U.S. Names Spy Chief for Cuba and Venezuela

U.S. "Intelligence Czar" John Negroponte appointed a former national security advisor for President Reagan as head of intelligence for Cuba and Venezuela on Nov. 27.

Norman Bailey, a Latin American specialist and Cold War expert, will be "mission manager" for the two countries, responsible for "leading the Intelligence Community at a strategic level, by integrating collection and analysis of data, identifying and filling gaps in intelligence and planning and ensuring the implementation of strategies."

Otto Reich, former assistant secretary of state for the Western Hemisphere and an Iran-Contra affair alumnus (along with Negroponte), praised the former Mobil Oil Company employee as being "very knowledgeable."

”He understands political action, he understands public diplomacy, he understands the psychological aspects of the world we’re in,” Reich told The Miami Herald.

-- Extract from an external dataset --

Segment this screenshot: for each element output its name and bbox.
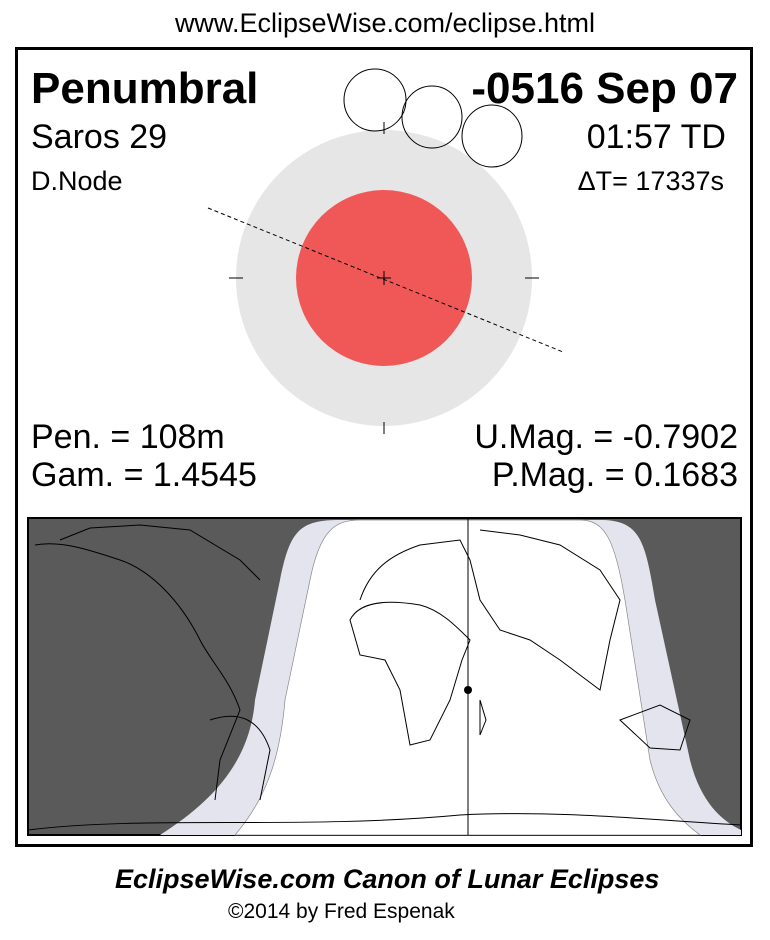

Bailey, while working for the National Security Council in the 1980’s, had the opportunity to work with perennial presidential candidate Lyndon H. LaRouche Jr. and his "followers". He described LaRouche’s intelligence organization as "one of the best…in the world"

Larouche is known to have accused former presidential candidate Walter F. Mondale of being a Soviet agent and Queen Elizabeth II of England of being a dope dealer.